The new cash management policy directs 50 Office of Motor Vehicle locations throughout the state to immediately deposit funds they collect to the state’s account at the Bank One branch where the OMV office is located. Bank One is the state’s central depository bank. The remaining 59 locations that are not near a Bank One branch will deposit their funds in another local bank, which using a special software program, will immediately transfer the money to the state’s account at Bank One. Before the new cash management policy, DPS was using professional couriers to gather checks from all local Office of Motor Vehicle offices and then transport them to Baton Rouge for deposit. This procedure was phased out by June 30.

We estimate that Louisiana can earn more than $50,000 for each day that monies collected by the Department of Public Safety are invested. So, gaining five extra days means nearly $250,000 of new earnings per year, said Kennedy. Eliminating Public Safety’s courier expenses, which are no longer needed, saves another $246,000 per year.

Kennedy said DPS has also discontinued microfilming checks to save another $25,000 annually.

And in addition to monetary savings, he said new procedures at Public Safety will no longer require employees to manually replicate reports that are being generated by computer programs, thereby freeing up more than 110,000 work hours that employees can spend on other projects, he said.

Change is never easy, but the Department of Public Safety was eager to improve its cash management policies. Working together, Treasury and Public Safety were able to make such significant improvements because of Public Safety’s own push for efficiency, said Kennedy.

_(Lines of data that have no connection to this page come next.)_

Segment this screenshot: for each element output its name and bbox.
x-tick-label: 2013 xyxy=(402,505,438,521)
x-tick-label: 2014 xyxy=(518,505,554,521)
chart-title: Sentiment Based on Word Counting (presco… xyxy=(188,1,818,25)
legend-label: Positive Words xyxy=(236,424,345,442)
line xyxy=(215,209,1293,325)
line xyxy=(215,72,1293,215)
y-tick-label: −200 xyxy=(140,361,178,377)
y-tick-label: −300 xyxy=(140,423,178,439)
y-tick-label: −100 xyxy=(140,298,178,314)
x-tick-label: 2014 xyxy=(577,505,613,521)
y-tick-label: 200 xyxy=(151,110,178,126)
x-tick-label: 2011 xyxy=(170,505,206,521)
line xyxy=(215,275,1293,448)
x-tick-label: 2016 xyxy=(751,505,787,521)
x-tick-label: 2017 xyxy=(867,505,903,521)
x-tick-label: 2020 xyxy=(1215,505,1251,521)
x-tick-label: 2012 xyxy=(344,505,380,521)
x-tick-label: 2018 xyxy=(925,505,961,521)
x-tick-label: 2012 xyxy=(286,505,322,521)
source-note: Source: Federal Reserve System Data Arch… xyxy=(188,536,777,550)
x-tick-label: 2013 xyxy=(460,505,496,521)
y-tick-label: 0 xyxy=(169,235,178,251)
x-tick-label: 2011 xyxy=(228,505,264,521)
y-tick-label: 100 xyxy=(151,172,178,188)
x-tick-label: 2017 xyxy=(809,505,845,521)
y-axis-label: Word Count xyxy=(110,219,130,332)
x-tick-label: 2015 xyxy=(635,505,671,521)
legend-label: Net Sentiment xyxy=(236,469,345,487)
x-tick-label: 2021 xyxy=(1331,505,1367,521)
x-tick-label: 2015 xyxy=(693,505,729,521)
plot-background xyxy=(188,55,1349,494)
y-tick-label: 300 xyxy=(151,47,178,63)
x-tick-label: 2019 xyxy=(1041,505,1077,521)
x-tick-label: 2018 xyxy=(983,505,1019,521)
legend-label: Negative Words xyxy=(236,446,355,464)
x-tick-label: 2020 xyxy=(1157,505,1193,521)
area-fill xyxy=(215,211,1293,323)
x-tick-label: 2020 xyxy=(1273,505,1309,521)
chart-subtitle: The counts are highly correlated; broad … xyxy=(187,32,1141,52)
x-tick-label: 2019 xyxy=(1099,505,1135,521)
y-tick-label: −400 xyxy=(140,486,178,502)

We appreciate the opportunity to forge this partnership between two service-oriented agencies. The Treasurers staff has been great to work with in implementing effective business practices long used by private industry, said Nancy Van Nortwick, undersecretary for the Department of Public Safety.

Kennedy said he anticipates greater savings to be realized at DPS as officials work to further reduce the deposit time for funds and improve Internet and phone procedures for registration and license renewals.